Abbiamo intervistato Stefano Marafante, Direttore del Teatro de’ Servi di Roma e del Teatro Cinema Martinitt di Milano in merito all’attuale situazione che vive il mondo della cultura.

 D: Il 25 ottobre è stato reso pubblico l’appello del mondo dello spettacolo e della cultura affinché non venissero chiusi teatri e cinema. Tuttavia, le nuove misure entrate in vigore dal novembre scorso dimostrano che tale appello non è stato ascoltato o non è stato possibile ascoltarlo; come si sta vivendo questa situazione?

R: La Bilancia che gestisce il Teatro de’ Servi a Roma e il Teatro Cinema Martinitt a Milano, due città distanti e più che mai vicine in questo frangente. Dopo un iniziale momento di sgomento e grande indignazione, è poi risultato chiaro che la chiusura di cinema e teatri facesse parte di un nuovo piano di urgenza per affrontare una situazione sanitaria nazionale che dopo l’estate era tornata ad essere emergenziale.

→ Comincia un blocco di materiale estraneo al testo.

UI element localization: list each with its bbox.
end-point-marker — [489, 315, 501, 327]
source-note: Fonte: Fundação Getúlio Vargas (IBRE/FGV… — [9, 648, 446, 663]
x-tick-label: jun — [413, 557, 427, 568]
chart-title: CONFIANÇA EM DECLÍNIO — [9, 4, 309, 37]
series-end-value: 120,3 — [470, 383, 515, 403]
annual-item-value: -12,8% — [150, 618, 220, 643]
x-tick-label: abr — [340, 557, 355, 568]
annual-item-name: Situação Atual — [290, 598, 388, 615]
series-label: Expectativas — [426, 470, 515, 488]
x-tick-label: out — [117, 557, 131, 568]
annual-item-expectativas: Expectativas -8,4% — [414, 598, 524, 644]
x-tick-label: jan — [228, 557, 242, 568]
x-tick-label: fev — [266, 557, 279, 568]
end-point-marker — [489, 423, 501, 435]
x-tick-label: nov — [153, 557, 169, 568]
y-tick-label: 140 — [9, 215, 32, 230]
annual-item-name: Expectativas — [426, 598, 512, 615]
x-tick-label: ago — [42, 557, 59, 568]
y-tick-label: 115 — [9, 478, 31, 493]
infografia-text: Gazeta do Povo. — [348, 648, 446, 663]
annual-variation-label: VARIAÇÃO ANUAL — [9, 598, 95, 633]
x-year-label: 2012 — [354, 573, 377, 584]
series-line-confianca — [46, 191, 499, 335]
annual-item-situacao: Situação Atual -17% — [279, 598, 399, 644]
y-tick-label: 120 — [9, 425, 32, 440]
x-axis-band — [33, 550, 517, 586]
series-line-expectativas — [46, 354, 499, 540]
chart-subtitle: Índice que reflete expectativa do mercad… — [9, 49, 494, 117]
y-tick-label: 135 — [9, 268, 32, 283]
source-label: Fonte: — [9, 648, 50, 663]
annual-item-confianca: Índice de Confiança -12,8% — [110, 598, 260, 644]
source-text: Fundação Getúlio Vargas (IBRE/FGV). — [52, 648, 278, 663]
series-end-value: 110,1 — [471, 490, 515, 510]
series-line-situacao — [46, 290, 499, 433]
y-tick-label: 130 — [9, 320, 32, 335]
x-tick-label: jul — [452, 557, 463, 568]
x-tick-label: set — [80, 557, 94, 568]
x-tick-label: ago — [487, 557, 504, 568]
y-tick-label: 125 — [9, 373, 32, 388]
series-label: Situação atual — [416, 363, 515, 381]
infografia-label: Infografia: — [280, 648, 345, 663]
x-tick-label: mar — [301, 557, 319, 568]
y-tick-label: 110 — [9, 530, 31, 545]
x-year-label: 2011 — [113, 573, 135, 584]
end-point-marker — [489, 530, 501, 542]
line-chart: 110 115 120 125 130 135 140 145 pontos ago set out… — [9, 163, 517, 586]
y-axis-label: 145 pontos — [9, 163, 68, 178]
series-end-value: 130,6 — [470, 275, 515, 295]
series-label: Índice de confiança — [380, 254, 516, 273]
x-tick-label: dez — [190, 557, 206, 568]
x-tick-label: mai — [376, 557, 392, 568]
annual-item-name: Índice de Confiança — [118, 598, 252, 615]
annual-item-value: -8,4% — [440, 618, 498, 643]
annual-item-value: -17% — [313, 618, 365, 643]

Chiudere è stato un segnale inevitabile che equivaleva a dire agli italiani “è fortemente consigliato restare a casa’’. Considerando l’impegno come esercenti nel garantire la sicurezza dei lavoratori e del pubblico, le statistiche rassicuranti diffuse dall’AGIS e gli appelli lanciati sui social è stato impossibile non vivere questo momento come un sacrificio sia per il settore che per la popolazione. Chiudere, per noi, ha significato “fare la nostra parte”. Dopo più di un mese dal dpcm del 24 ottobre possiamo dire che limitare le attività del tempo libero è stata ed è una leva vincente per abbassare i contagi, sia nella prima che nella seconda ondata pandemica.

  D: I teatri, così come cinema, ristoranti e centri commerciali, hanno adottato misure di distanziamento: come interpreta la scelta di chiudere alcune attività e lasciare aperte altre? da cosa dipende tale scelta?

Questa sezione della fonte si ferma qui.